Bulgular: 209 hastadan 103 (13 erkek, 90 kadın) hastada tümör çapı ≤5 mm olup grup 1, 106 (12 erkek, 94 kadın) hastada tümör çapı >5 mm olup grup 2 olarak sınıflandırıldı. Grup 1 için 20 (%22.2) hastada santral lenf nodu diseksiyonu yapılırken, grup 2 için bu sayı 40 (%43.5) hastaydı (p=0.002). Kapsül invazyonu grup 1’de 6 (%6) hastada, grup 2’de 20 (%19.4) hastada tespit edildi (p=0.004). Çoklu odak varlığı açısından gruplar arasında anlamlı farklıklık saptanmadı (grup 1’de 24 (%23.8), grup 2’de 33(%32); p=0.18). Lenf nodu metastazı grup 1’de 4 (%4) hastada, grup 2’de 13 (%12.6) hastada mevcut olup iki grup arasında anlamlı farklılık mevcuttu (p=0.027). Grup 1’de hiçbir hastada cerrahi sınırda tümör tespit edilmemişken, grup 2’de 5 (%5.1) hastada cerrahi sınırda tümör tespit edildi (p=0.025)

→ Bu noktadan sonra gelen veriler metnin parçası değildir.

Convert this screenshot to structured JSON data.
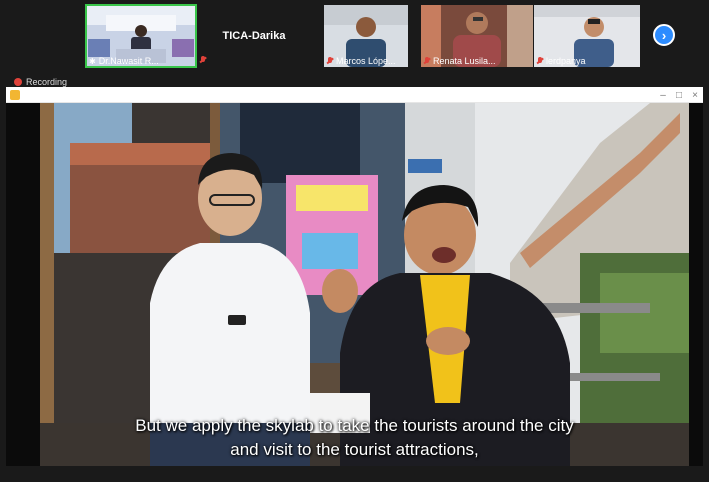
{
  "participants": [
    {
      "name": "Dr.Nawasit R...",
      "muted": false,
      "active": true
    },
    {
      "name": "TICA-Darika",
      "muted": true,
      "video": false
    },
    {
      "name": "Marcos Lópe...",
      "muted": true
    },
    {
      "name": "Renata Lusila...",
      "muted": true
    },
    {
      "name": "lerdpanya",
      "muted": true
    }
  ],
  "recording": {
    "label": "Recording"
  },
  "video": {
    "subtitle_line1": "But we apply the skylab to take the tourists around the city",
    "subtitle_line2": "and visit to the tourist attractions,"
  },
  "icons": {
    "next": "chevron-right-icon",
    "mic_muted": "mic-muted-icon",
    "recording": "record-dot-icon"
  },
  "colors": {
    "accent": "#2d8cff",
    "active_speaker": "#39c54a",
    "recording": "#e0423a"
  }
}
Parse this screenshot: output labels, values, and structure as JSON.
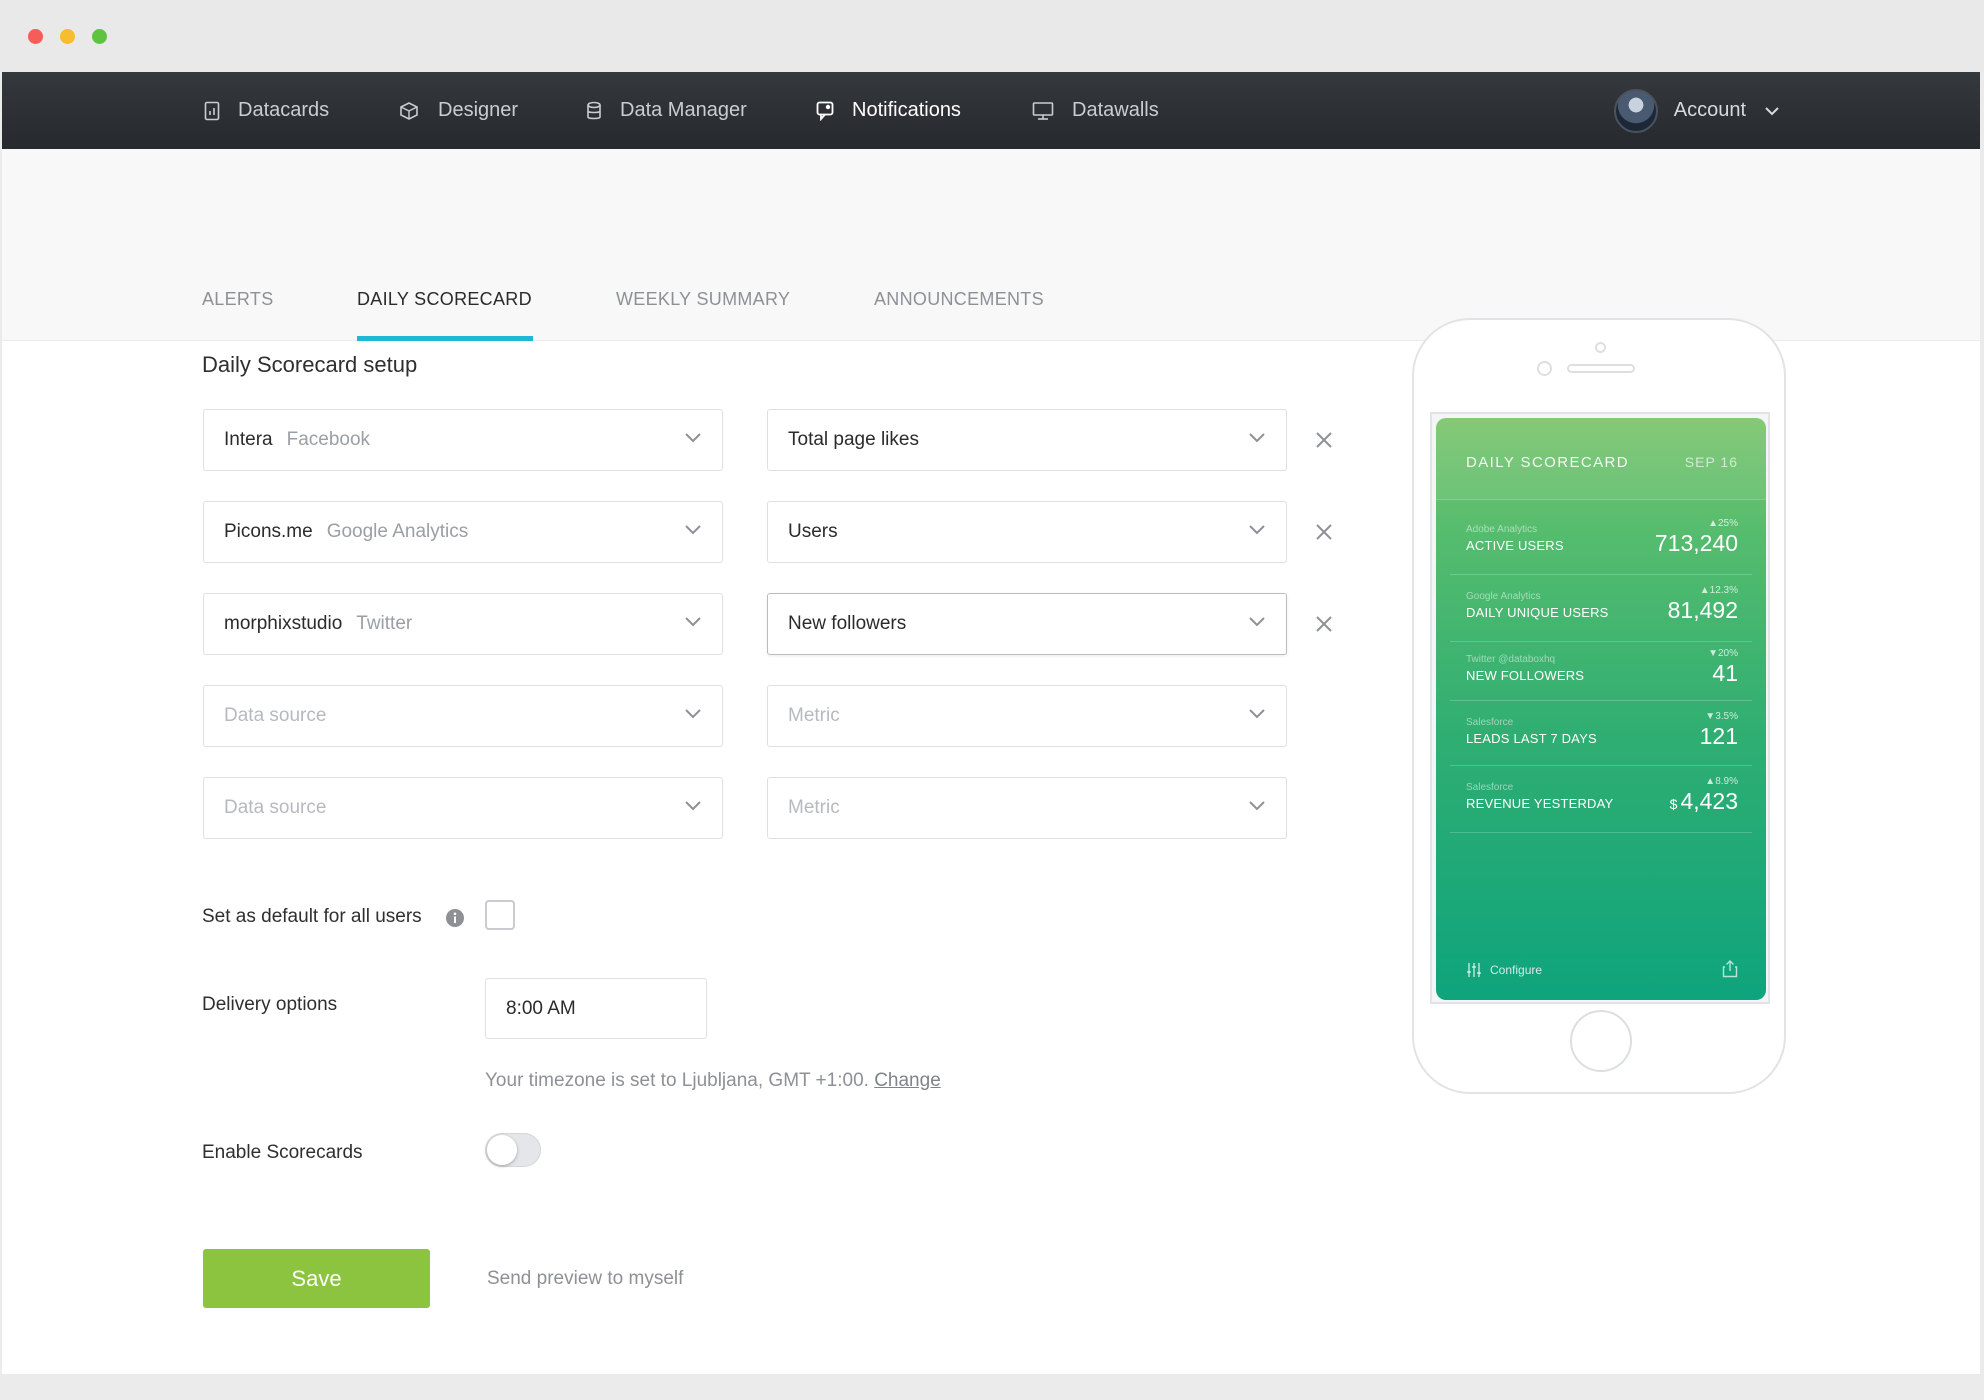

Sonuç: Operasyon ve patoloji sonuçları değerlendirildiğinde 1 cm’nin altındaki tümörler her ne kadar mikropapiller kanserler başlığı altında tek olarak değerlendirilse de,tümör boyutunun 5 mm’nin üzerinde olmasi veya tümör boyutundan bağımsız olarak multifokal tümör varlığında daha sık rekürrens görülmektedir.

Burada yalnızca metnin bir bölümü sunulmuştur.